Я, признаться, помалкивал. Не потому, что ощущал себя рядовым — это чувство пропало сразу же, как только я напялил на себя статский костюм. А потому, что смутно улавливал мысль, но упорно не терял надежды ее в конце концов понять.
— Аналогия — в разнице культуры палубы и культуры трюма, поручик. А культура вмещает в себя все, что обеспечивает человечеству существование в природе. Субъективно — потребность в питании, безопасном сне, тепле, удобствах. Объективно — необходимость в законах, понятиях морали и нравственности, жажде любви и семьи, ее защите и опоре. И, наконец, абсолютно — в общей религии, общем — в национальных истоках, разумеется, — искусстве, языке, истории, традициях, философии. Все это, совместно взятое, — то есть культура палубы и культура трюма — несовместимо друг с другом, как несовместимы сами уровни палубы и трюма. До поры до времени это противоречие, эта несовместимость сдерживается послушанием, привычкой, равнодушием, психологической инерцией, столь свойственной человечеству вообще. Но разные культуры тесно соприкасаются, трутся друг о друга, цепляются, дышат друг на друга и…
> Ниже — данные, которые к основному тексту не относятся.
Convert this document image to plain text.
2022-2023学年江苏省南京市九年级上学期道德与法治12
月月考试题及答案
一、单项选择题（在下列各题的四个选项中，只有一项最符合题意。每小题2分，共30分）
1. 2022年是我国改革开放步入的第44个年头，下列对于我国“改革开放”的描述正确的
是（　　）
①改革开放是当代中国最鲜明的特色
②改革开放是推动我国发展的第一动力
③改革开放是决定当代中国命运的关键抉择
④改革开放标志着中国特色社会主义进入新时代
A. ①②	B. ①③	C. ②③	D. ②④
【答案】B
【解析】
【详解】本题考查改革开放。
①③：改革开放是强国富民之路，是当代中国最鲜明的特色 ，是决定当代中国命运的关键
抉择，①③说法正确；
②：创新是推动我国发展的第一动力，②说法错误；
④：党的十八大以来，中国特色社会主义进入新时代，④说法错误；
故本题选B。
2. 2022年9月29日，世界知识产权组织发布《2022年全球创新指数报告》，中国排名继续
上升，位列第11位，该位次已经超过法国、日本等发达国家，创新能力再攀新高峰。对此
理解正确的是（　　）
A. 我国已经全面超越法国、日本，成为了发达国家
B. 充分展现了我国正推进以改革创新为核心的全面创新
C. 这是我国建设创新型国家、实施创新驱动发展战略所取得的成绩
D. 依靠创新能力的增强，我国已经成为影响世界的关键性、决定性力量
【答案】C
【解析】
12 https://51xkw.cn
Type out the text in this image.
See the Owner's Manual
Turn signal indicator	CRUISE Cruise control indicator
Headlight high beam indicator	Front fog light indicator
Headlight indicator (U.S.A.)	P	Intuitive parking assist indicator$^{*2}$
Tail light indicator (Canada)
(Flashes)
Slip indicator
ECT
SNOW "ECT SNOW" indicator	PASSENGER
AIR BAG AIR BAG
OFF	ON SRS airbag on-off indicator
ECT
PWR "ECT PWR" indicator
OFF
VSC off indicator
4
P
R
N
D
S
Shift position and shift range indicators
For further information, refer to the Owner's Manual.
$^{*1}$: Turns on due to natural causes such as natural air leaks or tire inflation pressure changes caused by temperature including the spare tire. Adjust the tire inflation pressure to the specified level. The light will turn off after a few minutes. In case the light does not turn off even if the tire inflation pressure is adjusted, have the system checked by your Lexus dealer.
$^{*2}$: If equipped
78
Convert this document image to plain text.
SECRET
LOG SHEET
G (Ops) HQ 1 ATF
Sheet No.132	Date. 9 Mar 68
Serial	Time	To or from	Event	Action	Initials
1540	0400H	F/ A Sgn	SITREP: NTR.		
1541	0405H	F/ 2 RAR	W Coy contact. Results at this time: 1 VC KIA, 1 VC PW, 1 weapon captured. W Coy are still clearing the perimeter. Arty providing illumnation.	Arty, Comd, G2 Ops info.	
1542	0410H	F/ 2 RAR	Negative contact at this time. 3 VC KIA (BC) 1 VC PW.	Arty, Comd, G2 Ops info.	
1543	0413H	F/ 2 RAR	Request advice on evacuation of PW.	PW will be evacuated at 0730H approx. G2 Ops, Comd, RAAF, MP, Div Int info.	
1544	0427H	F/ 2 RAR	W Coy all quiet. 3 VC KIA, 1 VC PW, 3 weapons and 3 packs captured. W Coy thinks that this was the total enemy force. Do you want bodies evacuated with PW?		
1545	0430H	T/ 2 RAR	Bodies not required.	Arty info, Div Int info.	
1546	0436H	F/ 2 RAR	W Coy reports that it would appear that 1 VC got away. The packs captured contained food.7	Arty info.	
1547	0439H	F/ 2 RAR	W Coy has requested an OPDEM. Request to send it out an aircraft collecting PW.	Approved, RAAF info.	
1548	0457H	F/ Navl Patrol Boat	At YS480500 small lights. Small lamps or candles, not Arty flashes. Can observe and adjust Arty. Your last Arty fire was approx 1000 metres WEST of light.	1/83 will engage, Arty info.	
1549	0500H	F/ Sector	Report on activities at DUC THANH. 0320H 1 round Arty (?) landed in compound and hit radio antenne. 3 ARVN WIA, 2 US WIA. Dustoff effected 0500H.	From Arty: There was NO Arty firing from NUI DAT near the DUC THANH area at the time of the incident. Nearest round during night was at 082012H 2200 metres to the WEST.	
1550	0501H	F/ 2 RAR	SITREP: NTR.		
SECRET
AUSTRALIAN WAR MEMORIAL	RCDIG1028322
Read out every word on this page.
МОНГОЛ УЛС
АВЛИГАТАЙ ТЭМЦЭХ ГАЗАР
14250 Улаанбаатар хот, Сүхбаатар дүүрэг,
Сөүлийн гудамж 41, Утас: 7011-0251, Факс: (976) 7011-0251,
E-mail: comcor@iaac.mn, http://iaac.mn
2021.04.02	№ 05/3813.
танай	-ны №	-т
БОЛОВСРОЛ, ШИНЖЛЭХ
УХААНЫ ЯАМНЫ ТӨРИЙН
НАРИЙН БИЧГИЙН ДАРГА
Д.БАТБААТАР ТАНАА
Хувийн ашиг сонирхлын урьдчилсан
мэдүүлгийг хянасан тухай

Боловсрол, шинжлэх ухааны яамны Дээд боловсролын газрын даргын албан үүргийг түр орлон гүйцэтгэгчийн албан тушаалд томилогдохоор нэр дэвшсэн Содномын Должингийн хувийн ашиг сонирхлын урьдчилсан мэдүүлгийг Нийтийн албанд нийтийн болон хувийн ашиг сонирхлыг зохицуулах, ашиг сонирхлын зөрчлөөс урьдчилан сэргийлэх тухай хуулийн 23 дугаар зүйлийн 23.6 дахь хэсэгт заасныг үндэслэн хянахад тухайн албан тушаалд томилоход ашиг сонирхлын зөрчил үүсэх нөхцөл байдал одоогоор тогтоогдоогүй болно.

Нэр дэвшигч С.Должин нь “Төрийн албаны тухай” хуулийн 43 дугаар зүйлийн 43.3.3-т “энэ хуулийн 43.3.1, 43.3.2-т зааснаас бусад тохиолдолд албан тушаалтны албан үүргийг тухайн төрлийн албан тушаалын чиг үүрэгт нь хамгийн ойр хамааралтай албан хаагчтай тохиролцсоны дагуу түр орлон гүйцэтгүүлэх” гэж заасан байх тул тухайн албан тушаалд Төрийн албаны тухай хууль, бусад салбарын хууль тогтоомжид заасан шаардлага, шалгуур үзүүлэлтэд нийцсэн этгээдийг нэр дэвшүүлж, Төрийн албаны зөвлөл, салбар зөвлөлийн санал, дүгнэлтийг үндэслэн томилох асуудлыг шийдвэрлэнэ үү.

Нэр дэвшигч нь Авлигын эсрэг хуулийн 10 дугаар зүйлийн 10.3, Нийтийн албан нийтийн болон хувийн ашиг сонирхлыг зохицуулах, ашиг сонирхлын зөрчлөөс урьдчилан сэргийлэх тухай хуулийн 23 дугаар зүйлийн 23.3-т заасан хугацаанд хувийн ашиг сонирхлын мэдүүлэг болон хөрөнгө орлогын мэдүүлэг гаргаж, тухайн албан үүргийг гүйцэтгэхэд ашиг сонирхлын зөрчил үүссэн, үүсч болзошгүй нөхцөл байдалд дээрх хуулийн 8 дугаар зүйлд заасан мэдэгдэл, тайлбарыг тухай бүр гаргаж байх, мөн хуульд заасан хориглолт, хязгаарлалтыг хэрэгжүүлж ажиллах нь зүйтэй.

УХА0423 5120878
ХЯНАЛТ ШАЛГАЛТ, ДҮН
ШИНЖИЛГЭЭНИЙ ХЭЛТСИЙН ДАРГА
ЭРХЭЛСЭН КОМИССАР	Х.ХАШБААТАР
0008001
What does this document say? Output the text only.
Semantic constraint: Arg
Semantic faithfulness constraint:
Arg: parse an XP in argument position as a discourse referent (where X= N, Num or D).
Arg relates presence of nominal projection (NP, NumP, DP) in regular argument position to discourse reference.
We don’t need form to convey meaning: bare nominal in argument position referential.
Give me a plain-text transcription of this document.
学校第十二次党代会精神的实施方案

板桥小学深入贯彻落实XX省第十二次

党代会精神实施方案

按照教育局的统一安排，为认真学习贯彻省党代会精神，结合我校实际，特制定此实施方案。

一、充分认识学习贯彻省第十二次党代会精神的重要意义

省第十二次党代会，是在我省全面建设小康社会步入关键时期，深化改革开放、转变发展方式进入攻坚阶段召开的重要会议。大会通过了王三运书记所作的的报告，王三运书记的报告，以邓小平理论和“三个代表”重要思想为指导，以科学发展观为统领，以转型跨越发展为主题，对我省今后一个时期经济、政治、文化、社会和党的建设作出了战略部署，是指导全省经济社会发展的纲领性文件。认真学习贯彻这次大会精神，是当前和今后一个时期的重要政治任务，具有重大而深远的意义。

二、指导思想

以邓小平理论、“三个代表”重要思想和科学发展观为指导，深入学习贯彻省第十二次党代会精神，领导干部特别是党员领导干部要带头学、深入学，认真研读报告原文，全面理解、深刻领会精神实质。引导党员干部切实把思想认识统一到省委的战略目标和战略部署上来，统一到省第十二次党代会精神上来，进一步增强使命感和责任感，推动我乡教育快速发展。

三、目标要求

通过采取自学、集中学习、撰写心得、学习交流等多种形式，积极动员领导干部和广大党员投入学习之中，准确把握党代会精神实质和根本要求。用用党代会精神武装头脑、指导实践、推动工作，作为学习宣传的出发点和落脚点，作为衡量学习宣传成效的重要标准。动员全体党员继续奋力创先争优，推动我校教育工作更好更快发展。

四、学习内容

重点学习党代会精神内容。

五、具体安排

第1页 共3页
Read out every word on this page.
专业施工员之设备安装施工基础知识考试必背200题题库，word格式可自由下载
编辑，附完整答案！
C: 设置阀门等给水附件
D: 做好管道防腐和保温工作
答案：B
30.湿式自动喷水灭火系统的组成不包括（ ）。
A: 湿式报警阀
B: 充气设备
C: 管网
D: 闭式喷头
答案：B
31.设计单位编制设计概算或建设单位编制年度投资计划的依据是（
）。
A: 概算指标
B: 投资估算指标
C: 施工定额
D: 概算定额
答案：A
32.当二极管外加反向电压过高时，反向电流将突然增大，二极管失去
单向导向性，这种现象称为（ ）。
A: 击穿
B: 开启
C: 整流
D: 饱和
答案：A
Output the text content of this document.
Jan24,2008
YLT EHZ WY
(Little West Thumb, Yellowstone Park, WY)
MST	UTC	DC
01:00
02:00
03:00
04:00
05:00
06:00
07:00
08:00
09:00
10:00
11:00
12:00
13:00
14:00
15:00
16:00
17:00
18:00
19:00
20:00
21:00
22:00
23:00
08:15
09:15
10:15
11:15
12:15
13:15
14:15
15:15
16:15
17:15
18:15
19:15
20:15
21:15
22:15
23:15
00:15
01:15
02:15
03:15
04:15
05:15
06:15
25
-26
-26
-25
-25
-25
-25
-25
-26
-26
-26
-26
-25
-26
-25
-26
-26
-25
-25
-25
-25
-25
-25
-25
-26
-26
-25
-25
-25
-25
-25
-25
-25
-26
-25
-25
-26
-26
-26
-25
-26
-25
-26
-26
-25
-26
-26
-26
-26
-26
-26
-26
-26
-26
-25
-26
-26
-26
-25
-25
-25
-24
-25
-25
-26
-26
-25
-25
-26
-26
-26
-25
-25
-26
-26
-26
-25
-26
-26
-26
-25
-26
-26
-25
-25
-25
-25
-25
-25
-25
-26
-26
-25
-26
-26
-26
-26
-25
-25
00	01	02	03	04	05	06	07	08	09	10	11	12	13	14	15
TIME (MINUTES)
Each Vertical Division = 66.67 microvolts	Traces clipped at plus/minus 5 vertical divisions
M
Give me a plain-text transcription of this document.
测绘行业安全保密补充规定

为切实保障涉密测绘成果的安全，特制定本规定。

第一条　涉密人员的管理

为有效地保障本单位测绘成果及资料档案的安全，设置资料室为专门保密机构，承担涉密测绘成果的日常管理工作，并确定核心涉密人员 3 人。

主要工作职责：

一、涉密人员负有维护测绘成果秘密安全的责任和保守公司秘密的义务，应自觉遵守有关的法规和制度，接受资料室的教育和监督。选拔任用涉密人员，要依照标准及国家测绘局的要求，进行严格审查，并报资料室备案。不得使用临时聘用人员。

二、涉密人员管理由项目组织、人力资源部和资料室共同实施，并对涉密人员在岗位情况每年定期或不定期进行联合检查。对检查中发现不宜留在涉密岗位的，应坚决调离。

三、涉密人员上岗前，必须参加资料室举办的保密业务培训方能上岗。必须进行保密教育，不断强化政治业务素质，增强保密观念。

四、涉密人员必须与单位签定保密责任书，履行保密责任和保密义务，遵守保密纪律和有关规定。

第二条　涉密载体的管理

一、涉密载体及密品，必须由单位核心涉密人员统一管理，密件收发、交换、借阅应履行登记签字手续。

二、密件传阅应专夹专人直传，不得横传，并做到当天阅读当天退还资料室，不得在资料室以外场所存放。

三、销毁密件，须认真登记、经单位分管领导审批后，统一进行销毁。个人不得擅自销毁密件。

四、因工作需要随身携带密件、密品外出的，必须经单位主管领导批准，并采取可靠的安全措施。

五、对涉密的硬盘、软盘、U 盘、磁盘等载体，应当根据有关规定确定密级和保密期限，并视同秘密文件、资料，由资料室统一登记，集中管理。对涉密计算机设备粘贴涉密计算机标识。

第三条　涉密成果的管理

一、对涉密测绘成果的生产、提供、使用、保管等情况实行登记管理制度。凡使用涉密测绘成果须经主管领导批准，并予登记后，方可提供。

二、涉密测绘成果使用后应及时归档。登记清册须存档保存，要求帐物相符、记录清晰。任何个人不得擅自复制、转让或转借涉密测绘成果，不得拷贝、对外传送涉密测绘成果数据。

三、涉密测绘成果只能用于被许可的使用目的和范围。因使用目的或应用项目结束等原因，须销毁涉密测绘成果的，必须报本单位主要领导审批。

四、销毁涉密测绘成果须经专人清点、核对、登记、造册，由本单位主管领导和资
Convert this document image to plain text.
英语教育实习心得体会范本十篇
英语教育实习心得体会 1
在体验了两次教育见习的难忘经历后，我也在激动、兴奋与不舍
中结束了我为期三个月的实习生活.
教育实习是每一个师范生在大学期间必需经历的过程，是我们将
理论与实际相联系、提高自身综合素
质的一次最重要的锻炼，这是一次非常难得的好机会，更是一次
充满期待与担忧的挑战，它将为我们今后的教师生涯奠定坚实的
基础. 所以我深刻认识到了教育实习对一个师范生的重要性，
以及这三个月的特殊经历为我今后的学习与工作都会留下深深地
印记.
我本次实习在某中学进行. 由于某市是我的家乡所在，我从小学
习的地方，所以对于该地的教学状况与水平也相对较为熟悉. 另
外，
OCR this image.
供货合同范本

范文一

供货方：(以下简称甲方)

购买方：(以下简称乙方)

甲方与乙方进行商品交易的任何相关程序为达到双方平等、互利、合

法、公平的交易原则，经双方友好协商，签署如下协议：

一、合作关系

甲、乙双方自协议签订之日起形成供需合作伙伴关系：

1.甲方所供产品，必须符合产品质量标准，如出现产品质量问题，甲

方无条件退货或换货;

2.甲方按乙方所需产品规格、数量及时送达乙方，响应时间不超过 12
— Переход количества в качество? — неуверенно попытался угадать Моллер.
— Величайшее заблуждение, — вздохнул Затуралов. — Близко лежит, потому и хватаемся. Нет, тут действовать начинает другой закон диалектики: закон отрицания отрицания. Помните, в Евангелии от Иоанна сказано: «Если зерно, павшее на землю, не умрет, то останется одно. А если умрет, то принесет много плодов…» То есть закон утверждает, что развитие как в природе, так и в особенности в человеческом обществе невозможно без гибели прежних форм. Конечно, трюмная массовая культура не знает законов диалектики, но законы ее объективны, они действуют вне зависимости от наших знаний. Действуют в обществе, и трюм рано или поздно начинает ощущать жажду отрицания более высокой, более развитой, а потому и более избирательной палубной культуры, чувствуя в ней некую силу, тормозящую его развитие. И, осознав эту жажду как непреодолимый позыв к действию, носители трюмной культуры ополчаются против обитателей палубы под ясным и понятным им лозунгом равенства. Вспыхивает бунт, меняются флаги, капитанам отрубают головы, офицеров выбрасывают за борт, а обитатели трюма с восторженным ликованием занимают места на палубе. Удачный бунт есть революция в миниатюре, господа.